Кармен-Роса часто высовывалась из двери школы, чтобы посмотреть на них. Они ехали в старых ободранных автомобилях с брезентовым верхом, с пробитыми и кое-как залатанными капотами, в плохоньких грузовиках, колеса которых забавно болтались на оси. Проезжая разрушенный Ортис, они громко переговаривались, распевали кабацкие песни и сплевывали темную от никотина слюну. Они ехали со всех концов Венесуэлы: негры и мулаты, индейцы и белые, в костюмах и голые по пояс, в соломенных шляпах и в ярких платочках, завязанных четырьмя узелками по углам. Никто из них не задевал красивую девушку в трауре, которая смотрела на машины с порога опустевшей школы, ибо скорбь этой девушки внушала проезжающим даже большее сострадание, чем мертвые дома гибнущего города.

Они ехали из самых разных районов — из деревень в Андах, из имений Калабосо и Арагуа, из предместий Каракаса, из рыбачьих поселков на берегу моря. Среди них были крестьяне и рабочие, бродяги и шулера, старьевщики, игроки в кости, конторские служащие, которым надоел письменный стол, застенчивые парни, видавшие виды мужчины, лица которых были испещрены шрамами.

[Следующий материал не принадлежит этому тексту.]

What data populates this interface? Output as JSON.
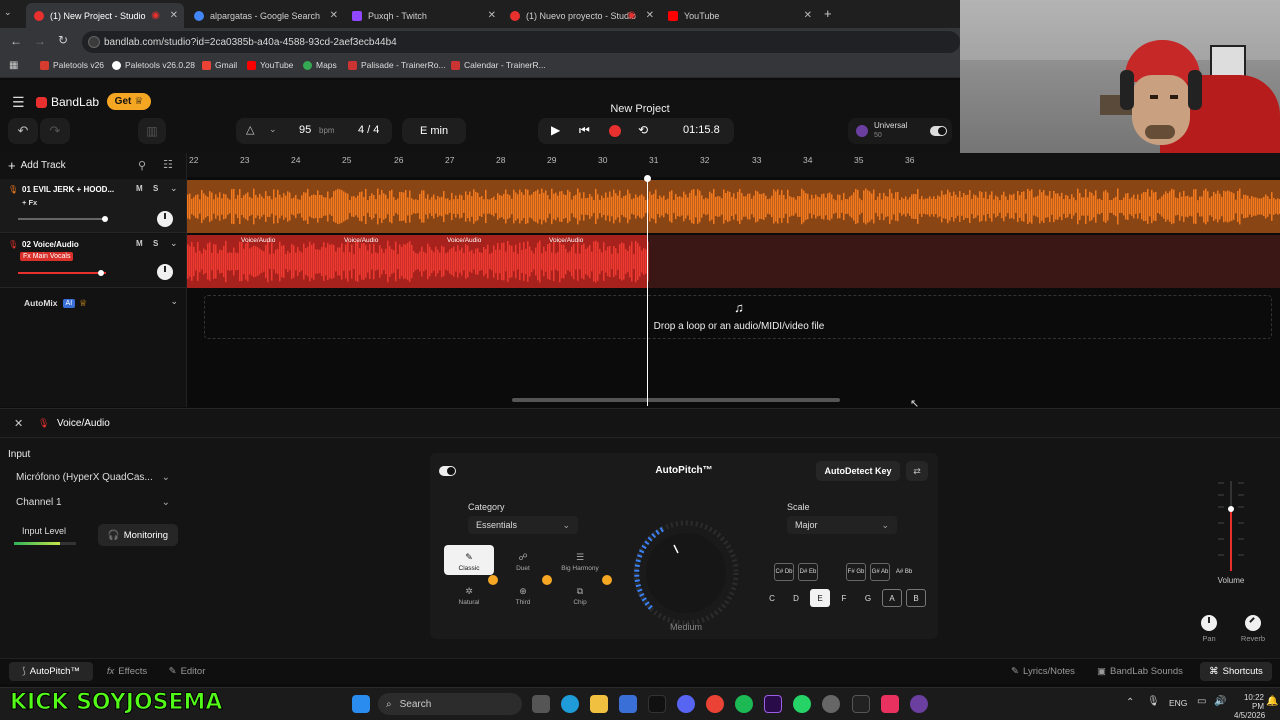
{
  "browser": {
    "tabs": [
      {
        "title": "(1) New Project - Studio",
        "active": true
      },
      {
        "title": "alpargatas - Google Search",
        "active": false
      },
      {
        "title": "Puxqh - Twitch",
        "active": false
      },
      {
        "title": "(1) Nuevo proyecto - Studio",
        "active": false
      },
      {
        "title": "YouTube",
        "active": false
      }
    ],
    "url": "bandlab.com/studio?id=2ca0385b-a40a-4588-93cd-2aef3ecb44b4",
    "bookmarks": [
      "Paletools v26",
      "Paletools v26.0.28",
      "Gmail",
      "YouTube",
      "Maps",
      "Palisade - TrainerRo...",
      "Calendar - TrainerR..."
    ]
  },
  "app": {
    "brand": "BandLab",
    "get_label": "Get",
    "project_title": "New Project",
    "bpm": "95",
    "bpm_unit": "bpm",
    "time_sig": "4 / 4",
    "key": "E min",
    "time": "01:15.8",
    "universal_label": "Universal",
    "universal_sub": "50",
    "add_track": "Add Track"
  },
  "ruler": [
    "22",
    "23",
    "24",
    "25",
    "26",
    "27",
    "28",
    "29",
    "30",
    "31",
    "32",
    "33",
    "34",
    "35",
    "36"
  ],
  "tracks": [
    {
      "name": "01  EVIL JERK + HOOD...",
      "fx": "+ Fx",
      "m": "M",
      "s": "S"
    },
    {
      "name": "02  Voice/Audio",
      "fx": "Fx Main Vocals",
      "m": "M",
      "s": "S"
    }
  ],
  "clip_labels": [
    "Voice/Audio",
    "Voice/Audio",
    "Voice/Audio",
    "Voice/Audio"
  ],
  "automix": {
    "label": "AutoMix",
    "badge": "AI"
  },
  "drop_text": "Drop a loop or an audio/MIDI/video file",
  "panel": {
    "title": "Voice/Audio",
    "input_label": "Input",
    "input_device": "Micrófono (HyperX QuadCas...",
    "channel": "Channel 1",
    "input_level": "Input Level",
    "monitoring": "Monitoring",
    "autopitch_title": "AutoPitch™",
    "autodetect": "AutoDetect Key",
    "category_label": "Category",
    "category_value": "Essentials",
    "scale_label": "Scale",
    "scale_value": "Major",
    "knob_label": "Medium",
    "effects": [
      "Classic",
      "Duet",
      "Big Harmony",
      "Natural",
      "Third",
      "Chip"
    ],
    "sharp_keys": [
      "C# Db",
      "D# Eb",
      "F# Gb",
      "G# Ab",
      "A# Bb"
    ],
    "keys": [
      "C",
      "D",
      "E",
      "F",
      "G",
      "A",
      "B"
    ],
    "volume": "Volume",
    "pan": "Pan",
    "reverb": "Reverb"
  },
  "footer": {
    "tabs": [
      "AutoPitch™",
      "Effects",
      "Editor"
    ],
    "right": [
      "Lyrics/Notes",
      "BandLab Sounds",
      "Shortcuts"
    ]
  },
  "overlay": {
    "stream_text": "KICK SOYJOSEMA"
  },
  "taskbar": {
    "search": "Search",
    "lang": "ENG",
    "time": "10:22 PM",
    "date": "4/5/2026"
  },
  "colors": {
    "accent": "#e8312f",
    "orange": "#f47a1f",
    "red_track": "#d9302a",
    "kick_green": "#53fc18"
  }
}
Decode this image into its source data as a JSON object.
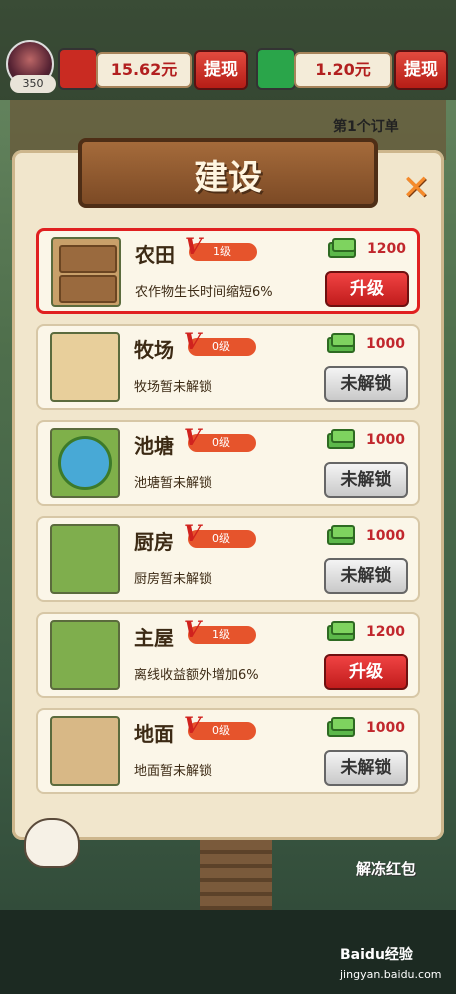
{
  "hud": {
    "player_level": "350",
    "red_packet_balance": "15.62元",
    "wechat_balance": "1.20元",
    "withdraw_label_1": "提现",
    "withdraw_label_2": "提现"
  },
  "order": {
    "label": "第1个订单"
  },
  "panel": {
    "title": "建设",
    "items": [
      {
        "name": "农田",
        "level": "1级",
        "cost": "1200",
        "desc": "农作物生长时间缩短6%",
        "action": "升级",
        "locked": false
      },
      {
        "name": "牧场",
        "level": "0级",
        "cost": "1000",
        "desc": "牧场暂未解锁",
        "action": "未解锁",
        "locked": true
      },
      {
        "name": "池塘",
        "level": "0级",
        "cost": "1000",
        "desc": "池塘暂未解锁",
        "action": "未解锁",
        "locked": true
      },
      {
        "name": "厨房",
        "level": "0级",
        "cost": "1000",
        "desc": "厨房暂未解锁",
        "action": "未解锁",
        "locked": true
      },
      {
        "name": "主屋",
        "level": "1级",
        "cost": "1200",
        "desc": "离线收益额外增加6%",
        "action": "升级",
        "locked": false
      },
      {
        "name": "地面",
        "level": "0级",
        "cost": "1000",
        "desc": "地面暂未解锁",
        "action": "未解锁",
        "locked": true
      }
    ]
  },
  "bottom": {
    "unfreeze_label": "解冻红包"
  },
  "watermark": {
    "brand": "Baidu经验",
    "url": "jingyan.baidu.com"
  },
  "colors": {
    "accent_red": "#c1272d",
    "panel_bg": "#f1e6cc",
    "highlight": "#e02020"
  }
}
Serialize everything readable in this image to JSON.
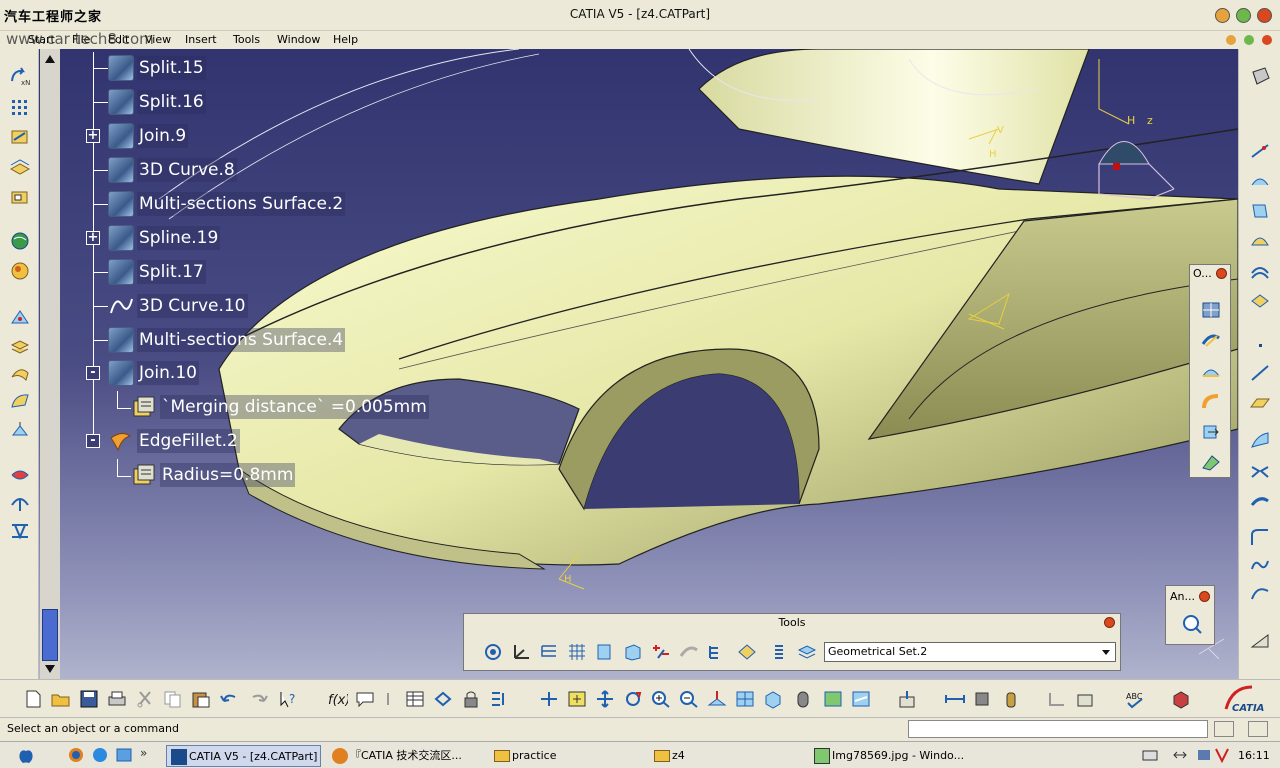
{
  "window": {
    "title": "CATIA V5 - [z4.CATPart]",
    "watermark_top": "汽车工程师之家",
    "watermark_url": "www.car  tech8.com"
  },
  "menu": {
    "items": [
      "Start",
      "File",
      "Edit",
      "View",
      "Insert",
      "Tools",
      "Window",
      "Help"
    ]
  },
  "tree": {
    "items": [
      {
        "label": "Split.15",
        "level": 0,
        "toggle": ""
      },
      {
        "label": "Split.16",
        "level": 0,
        "toggle": ""
      },
      {
        "label": "Join.9",
        "level": 0,
        "toggle": "+"
      },
      {
        "label": "3D Curve.8",
        "level": 0,
        "toggle": ""
      },
      {
        "label": "Multi-sections Surface.2",
        "level": 0,
        "toggle": ""
      },
      {
        "label": "Spline.19",
        "level": 0,
        "toggle": "+"
      },
      {
        "label": "Split.17",
        "level": 0,
        "toggle": ""
      },
      {
        "label": "3D Curve.10",
        "level": 0,
        "toggle": ""
      },
      {
        "label": "Multi-sections Surface.4",
        "level": 0,
        "toggle": ""
      },
      {
        "label": "Join.10",
        "level": 0,
        "toggle": "-"
      },
      {
        "label": "`Merging distance` =0.005mm",
        "level": 1,
        "toggle": ""
      },
      {
        "label": "EdgeFillet.2",
        "level": 0,
        "toggle": "-"
      },
      {
        "label": "Radius=0.8mm",
        "level": 1,
        "toggle": ""
      }
    ]
  },
  "floating": {
    "operations_title": "O...",
    "analysis_title": "An..."
  },
  "tools_toolbar": {
    "title": "Tools",
    "geometrical_set": "Geometrical Set.2"
  },
  "compass_labels": {
    "h": "H",
    "z": "z",
    "v": "V"
  },
  "status": {
    "prompt": "Select an object or a command"
  },
  "taskbar": {
    "items": [
      {
        "label": "CATIA V5 - [z4.CATPart]",
        "icon": "catia-icon"
      },
      {
        "label": "『CATIA 技术交流区...",
        "icon": "firefox-icon"
      },
      {
        "label": "practice",
        "icon": "folder-icon"
      },
      {
        "label": "z4",
        "icon": "folder-icon"
      },
      {
        "label": "Img78569.jpg - Windo...",
        "icon": "image-icon"
      }
    ],
    "clock": "16:11"
  },
  "colors": {
    "viewport_top": "#323470",
    "surface": "#e8eab0",
    "accent_orange": "#d9481e"
  }
}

Был негр, играющий на гитаре, были повара-китайцы, американцы, красные от солнца и пива, кубинцы с тщательно подбритыми усиками, колумбийцы с беспокойным и грустным взглядом. Все они ехали искать нефть, которая появилась на востоке, — черную пульсирующую кровь, бившую в саваннах, далеко за этими развалинами, которые они проезжали, за этими тощими стадами, за этими жалкими посевами. Нефть была жизнью для машин, пищей для котлов, деньгами, водкой, всем. Одних гнала к ней надежда, других — алчность, но большинство — нужда.

Кармен-Роса не хотела умирать вместе с последними домами Ортиса. После долгого раздумья она сказала однажды утром донье Кармелите:

— Мы едем на восток, мама.

Мать посмотрела на нее широко раскрытыми от удивления глазами. Донья Кармелита не могла что-либо решить сама. Она вручила Кармен-Росе свою волю вместе с ключами от дома и лавки. Решение дочери, продуманное и твердое, наполнило ее беспокойством, смятением, страхом. Она даже осмелилась робко прошептать в знак протеста:

— А что мы будем делать на востоке, доченька? Здесь мы родились, здесь и умрем, как твой отец, как Себастьян, как все. Мы несчастные, одинокие, смирившиеся женщины…

— Смирившиеся? Нет, мама. Я не смирилась.

Донья Кармелита понимала, что ее отказ ничего не значит. Если Кармен-Роса решила, что они едут на восток, так оно и будет. Однако она попыталась сопротивляться, правда, не сама, а прибегнув к помощи союзников. Она нашла их в лице отца Перния и сеньориты Беренисе. Священник не был против того, чтобы они уехали, он не был против бегства из этого разрушавшегося города, он был против рискованного маршрута, который избрала Кармен-Роса.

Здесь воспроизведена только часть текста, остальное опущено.